Sean Hannity has been spewing a lot of venom about the Obama campaign lately, calling it, with a perfectly straight face, one of the dirtiest in American history. On Sunday he did a whole special on the dirtiness of Obama’s campaign, including a smear profile of deputy campaign manager Stephanie Cutter, whom he called the “driving force behind the hateful tone that has been spewing from Team Obama and its surrogates.” He was back on the same theme last night along with Michelle Malkin who raised the tone of the Romney campaign no end by calling Cutter a “shameless lying liar.”
Among Hannity’s specific accusations against Cutter was on a theme he's used before: that though she denied having anything to do with the “Priorities USA” ad featuring Joe Soptic, whose wife died of cancer after her workplace was closed by Bain Capital, she was heard participating in a conference call with Soptic. (He doesn’t say which of those events came first.) That was when Malkin came out with her “shameless lying liar” statement, adding, “You need to have two feet of clearance space for that nose that keeps growing and growing, Stephanie Cutterocchio.”
Another specific accusation, and one they spent the most time on: that Cutter said women didn`t care about the economy. What made them say that, gentle reader? It was this quote from Cutter: “Well, … you find most often with women, they're not really concerned about what's happened over the last -- what's happened over the last four years. They really want to know what's going to happen in the next four years.”
Did you see the word “economy” in that sentence, gentle reader? Neither did I. In fact, that sentence turns out to have been cherry-picked from a much longer quote, and one that plainly says women are concerned about broader issues. But it gave Malkin a perfect opportunity for a rant. “Here [Cutter] is now, trying to persuade women that they should forget the last four years, down the memory hole, all those millions of women who were out of work, all the millions of female taxpayers whose money has been squandered on crony projects and boondoggles.
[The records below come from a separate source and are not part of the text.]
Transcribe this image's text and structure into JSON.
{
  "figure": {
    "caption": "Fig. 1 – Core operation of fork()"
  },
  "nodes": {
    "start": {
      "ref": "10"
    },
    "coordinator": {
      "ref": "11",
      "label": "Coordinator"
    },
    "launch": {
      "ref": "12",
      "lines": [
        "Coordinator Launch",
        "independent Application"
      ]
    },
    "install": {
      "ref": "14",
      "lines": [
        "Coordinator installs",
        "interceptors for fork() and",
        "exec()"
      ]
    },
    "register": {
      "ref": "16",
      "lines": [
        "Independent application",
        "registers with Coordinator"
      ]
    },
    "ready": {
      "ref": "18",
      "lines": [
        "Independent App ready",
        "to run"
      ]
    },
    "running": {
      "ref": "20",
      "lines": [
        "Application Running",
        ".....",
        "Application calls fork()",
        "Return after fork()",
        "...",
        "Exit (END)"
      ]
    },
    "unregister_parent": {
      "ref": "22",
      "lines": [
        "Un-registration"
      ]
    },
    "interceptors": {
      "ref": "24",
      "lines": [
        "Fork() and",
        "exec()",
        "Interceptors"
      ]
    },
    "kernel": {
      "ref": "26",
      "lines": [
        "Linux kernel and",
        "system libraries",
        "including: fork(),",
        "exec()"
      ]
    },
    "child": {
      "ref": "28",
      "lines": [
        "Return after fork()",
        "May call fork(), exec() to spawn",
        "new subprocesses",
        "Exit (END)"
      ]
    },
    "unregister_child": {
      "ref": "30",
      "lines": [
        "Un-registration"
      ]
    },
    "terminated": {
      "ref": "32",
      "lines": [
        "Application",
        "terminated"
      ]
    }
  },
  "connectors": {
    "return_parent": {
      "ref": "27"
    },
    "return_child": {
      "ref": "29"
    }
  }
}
And she so blithely blabs and blabs about the war on women when of course it's this administration that has waged it, most ruthlessly on mothers, grandmothers, daughters, sisters of all the men who have lost their jobs and who are far less better off than they were four years ago…” (Hannity – I’ll give him that much credit – did remind her that women had lost their jobs too.)
I didn't see any mention of birth control in Cutter's incriminating statement either, but that didn't stop Malkin from bringing it up. The Democrats, she said, had overreached by going after the loony feminist fringe “in this whole idea that women simply think with their chromosomes and internal organs… and the caricature of the Sandra Fluke typos, radical pinkos, prancing around in costumes dressed up as reproductive organs. This is not what mainstream females are about. We need to have the Romney campaign representing that.” (Then why are mainstream females not flocking to Romney? Oh yes, of course - it's those left-wing polls misrepresenting things again.)
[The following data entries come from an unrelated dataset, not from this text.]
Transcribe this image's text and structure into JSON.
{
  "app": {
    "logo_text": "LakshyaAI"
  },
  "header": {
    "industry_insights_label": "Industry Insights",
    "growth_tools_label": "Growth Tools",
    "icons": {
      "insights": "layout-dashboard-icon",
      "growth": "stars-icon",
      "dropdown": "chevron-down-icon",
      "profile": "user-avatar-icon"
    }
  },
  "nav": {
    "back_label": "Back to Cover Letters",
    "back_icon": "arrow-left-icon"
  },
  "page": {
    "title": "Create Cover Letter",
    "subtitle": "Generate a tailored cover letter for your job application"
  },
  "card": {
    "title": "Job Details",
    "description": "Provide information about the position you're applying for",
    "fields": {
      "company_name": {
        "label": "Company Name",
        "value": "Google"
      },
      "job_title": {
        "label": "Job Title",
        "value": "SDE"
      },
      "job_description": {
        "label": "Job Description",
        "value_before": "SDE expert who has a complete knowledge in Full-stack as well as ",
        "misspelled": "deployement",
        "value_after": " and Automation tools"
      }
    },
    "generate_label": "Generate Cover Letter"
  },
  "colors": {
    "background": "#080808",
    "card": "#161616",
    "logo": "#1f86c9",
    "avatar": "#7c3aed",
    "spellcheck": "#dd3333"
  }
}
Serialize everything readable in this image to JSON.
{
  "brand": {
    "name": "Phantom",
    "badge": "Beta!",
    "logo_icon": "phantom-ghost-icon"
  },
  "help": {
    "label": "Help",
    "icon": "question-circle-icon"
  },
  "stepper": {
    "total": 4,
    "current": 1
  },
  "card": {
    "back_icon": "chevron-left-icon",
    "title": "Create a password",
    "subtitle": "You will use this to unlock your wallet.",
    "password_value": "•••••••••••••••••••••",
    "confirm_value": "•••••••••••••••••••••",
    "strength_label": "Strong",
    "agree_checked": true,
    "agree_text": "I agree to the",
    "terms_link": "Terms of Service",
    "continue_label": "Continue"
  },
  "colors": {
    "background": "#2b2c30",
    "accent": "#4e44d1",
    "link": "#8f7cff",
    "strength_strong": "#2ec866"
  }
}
Is Fox upset because the Obama campaign is refusing to roll over when the right-wing attack ads begin? I have my own idea about who’s really running the dirty campaign, gentle reader.
Meltdown-Overdrive. They seem to be doubling down on the same strategies that have put Romney so far behind. Accusing the media of bias and the president of lying, while inventing their own reality. It seems like Mitt gets into big trouble whenever he refers to any of the cherished beliefs of this right-wing alternate universe.
Gosh, that does bring back memories of the ’50s and ’60s when a political adversary could be torpedoed for being “pink”, i.e. a believer in the need for social programmes.
I put Kkklannity & Malkin on earth to serve as a warning. They live in a Hell of their own making and anyone with a conscience will understand. Next stop for them – fire & brimstone!